Иоаким и Анна дают обет Богу




22 августа 1944.

1. Я вижу внутренность дома. Там, у ткацкого станка, сидит женщина в летах. Судя по ее волосам, некогда, несомненно, черным, а сейчас – с проседью, по ее лицу, хоть и без морщин, но наполненному той серьезностью, что приходит с годами, я сказала бы, что ей может быть от пятидесяти до пятидесяти пяти лет. Не больше. В определении возраста этой женщины я беру за основу лицо моей матери, чей облик как никогда стоит передо мной в эти дни, которые напоминают мне о ее последних появлениях у моей постели… Послезавтра – год, как ее больше нет… У моей мамы было очень моложавое лицо, но преждевременно поседевшие волосы. К пятидесяти годам она была такая же седая, как и в конце жизни. Однако, за исключением зрелости взгляда, ничто не выдавало ее лет. Поэтому я могу ошибаться в определении точного возраста пожилых женщин[1].

Та, кого я вижу за станком в залитой светом комнате, светом, проникающим через дверь, распахнутую в широкий сад – я сказала бы, именьице, потому что оно простирается вверх и вниз по отлогим перепадам зеленого склона, – красива особой еврейской красотой. Ее черные и глубокие глаза, не знаю почему, напоминают мне глаза Крестителя[2]. Но, хотя они и гордые, как у царицы, в них есть также и мягкость. Как если бы на орлиный взор была наброшена голубая пелена. Мягкие и еле заметно грустные, как у того, кто вспоминает и сожалеет об утраченном. Оттенок лица – смуглый, но не слишком. Рот, несколько большой, хорошо очерченный, остается неподвижным во время усердных, однако, не резких движений. Нос длинный и тонкий, слегка свисающий вниз. Орлиный нос, подходящий глазам. Она крепкая, но не полная. Хорошо сложенная и, видимо, высокая, насколько можно судить по ней, пока она сидит.

Мне кажется, сейчас она ткет занавеску или коврик. Разноцветные челноки резво снуют по темно-каштановой основе, и то, что уже сделано, оказывается искусным переплетением греческих и цветочных орнаментов, в которых смешиваются зеленый, желтый, красный и темно-голубой оттенки, образуя нечто вроде мозаики. Женщина одета в очень простое и темное платье. Красно-фиолетовое, напоминающее цвет анютиных глазок.
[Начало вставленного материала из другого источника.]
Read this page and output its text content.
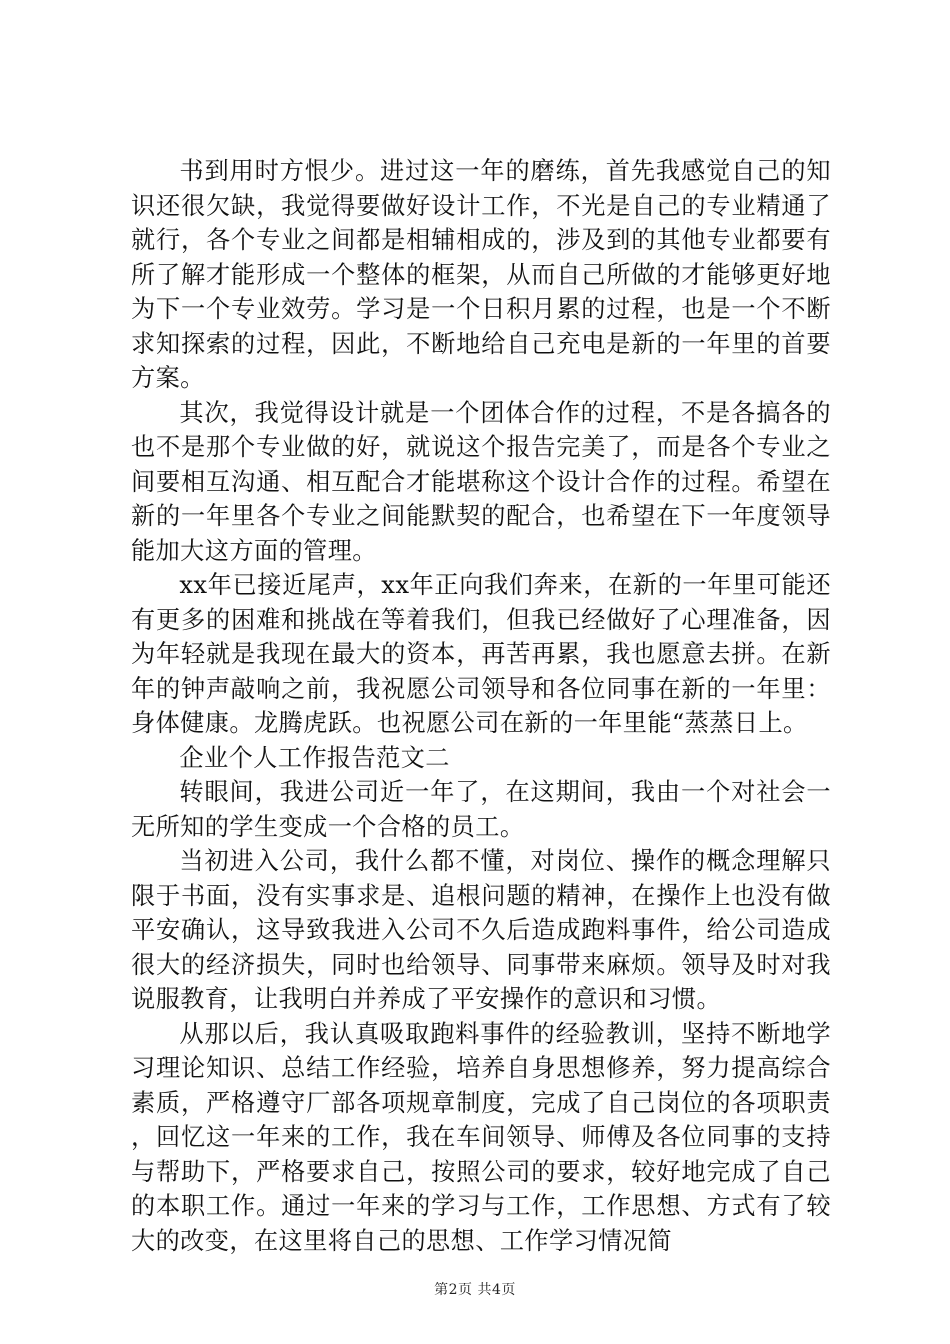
书到用时方恨少。进过这一年的磨练，首先我感觉自己的知识还很欠缺，我觉得要做好设计工作，不光是自己的专业精通了就行，各个专业之间都是相辅相成的，涉及到的其他专业都要有所了解才能形成一个整体的框架，从而自己所做的才能够更好地为下一个专业效劳。学习是一个日积月累的过程，也是一个不断求知探索的过程，因此，不断地给自己充电是新的一年里的首要方案。

其次，我觉得设计就是一个团体合作的过程，不是各搞各的也不是那个专业做的好，就说这个报告完美了，而是各个专业之间要相互沟通、相互配合才能堪称这个设计合作的过程。希望在新的一年里各个专业之间能默契的配合，也希望在下一年度领导能加大这方面的管理。

xx年已接近尾声，xx年正向我们奔来，在新的一年里可能还有更多的困难和挑战在等着我们，但我已经做好了心理准备，因为年轻就是我现在最大的资本，再苦再累，我也愿意去拼。在新年的钟声敲响之前，我祝愿公司领导和各位同事在新的一年里：身体健康。龙腾虎跃。也祝愿公司在新的一年里能“蒸蒸日上。

企业个人工作报告范文二

转眼间，我进公司近一年了，在这期间，我由一个对社会一无所知的学生变成一个合格的员工。

当初进入公司，我什么都不懂，对岗位、操作的概念理解只限于书面，没有实事求是、追根问题的精神，在操作上也没有做平安确认，这导致我进入公司不久后造成跑料事件，给公司造成很大的经济损失，同时也给领导、同事带来麻烦。领导及时对我说服教育，让我明白并养成了平安操作的意识和习惯。

从那以后，我认真吸取跑料事件的经验教训，坚持不断地学习理论知识、总结工作经验，培养自身思想修养，努力提高综合素质，严格遵守厂部各项规章制度，完成了自己岗位的各项职责，回忆这一年来的工作，我在车间领导、师傅及各位同事的支持与帮助下，严格要求自己，按照公司的要求，较好地完成了自己的本职工作。通过一年来的学习与工作，工作思想、方式有了较大的改变，在这里将自己的思想、工作学习情况简

第2页 共4页
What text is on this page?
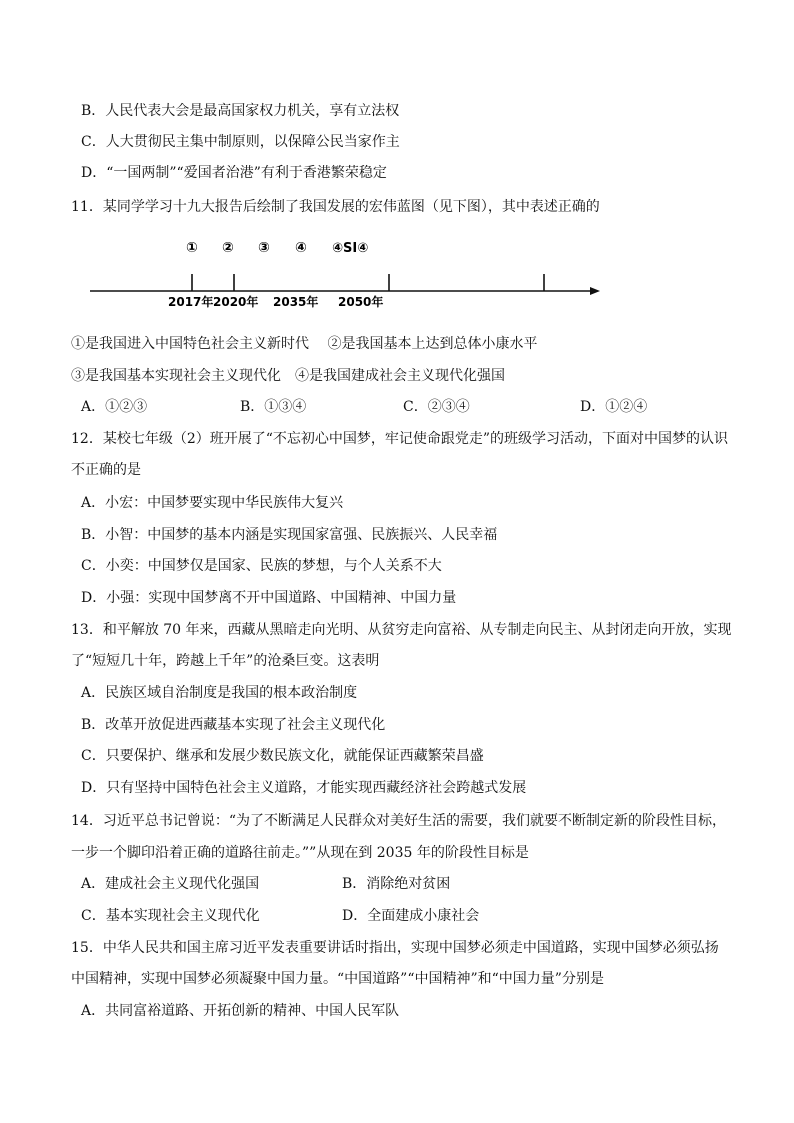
B．人民代表大会是最高国家权力机关，享有立法权
C．人大贯彻民主集中制原则，以保障公民当家作主
D．“一国两制”“爱国者治港”有利于香港繁荣稳定
11．某同学学习十九大报告后绘制了我国发展的宏伟蓝图（见下图），其中表述正确的
① ② ③ ④ ④SI④
2017年 2020年 2035年 2050年
①是我国进入中国特色社会主义新时代　 ②是我国基本上达到总体小康水平
③是我国基本实现社会主义现代化　④是我国建成社会主义现代化强国
A．①②③	B．①③④	C．②③④	D．①②④
12．某校七年级（2）班开展了“不忘初心中国梦，牢记使命跟党走”的班级学习活动，下面对中国梦的认识
不正确的是
A．小宏：中国梦要实现中华民族伟大复兴
B．小智：中国梦的基本内涵是实现国家富强、民族振兴、人民幸福
C．小奕：中国梦仅是国家、民族的梦想，与个人关系不大
D．小强：实现中国梦离不开中国道路、中国精神、中国力量
13．和平解放 70 年来，西藏从黑暗走向光明、从贫穷走向富裕、从专制走向民主、从封闭走向开放，实现
了“短短几十年，跨越上千年”的沧桑巨变。这表明
A．民族区域自治制度是我国的根本政治制度
B．改革开放促进西藏基本实现了社会主义现代化
C．只要保护、继承和发展少数民族文化，就能保证西藏繁荣昌盛
D．只有坚持中国特色社会主义道路，才能实现西藏经济社会跨越式发展
14．习近平总书记曾说：“为了不断满足人民群众对美好生活的需要，我们就要不断制定新的阶段性目标，
一步一个脚印沿着正确的道路往前走。””从现在到 2035 年的阶段性目标是
A．建成社会主义现代化强国	B．消除绝对贫困
C．基本实现社会主义现代化	D．全面建成小康社会
15．中华人民共和国主席习近平发表重要讲话时指出，实现中国梦必须走中国道路，实现中国梦必须弘扬
中国精神，实现中国梦必须凝聚中国力量。“中国道路”“中国精神”和“中国力量”分别是
A．共同富裕道路、开拓创新的精神、中国人民军队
2. Она встает, услышав стук у дверей. Действительно, высокая. Выходит. Какая-то женщина просит ее: «Анна, дашь мне свою амфору? Я тебе ее наполню».

Вместе с этой женщиной – мальчуган лет пяти, который тут же повисает на одежде той, кого назвали Анной, и она ласкает его, пока заходит в другое помещение и возвращается оттуда с красивой медной амфорой, протягивая ее вошедшей со словами: «Ты всегда добра к старой Анне. Да воздаст тебе за это Бог через твоего сына и через будущих детей, счастливая!». Анна вздыхает.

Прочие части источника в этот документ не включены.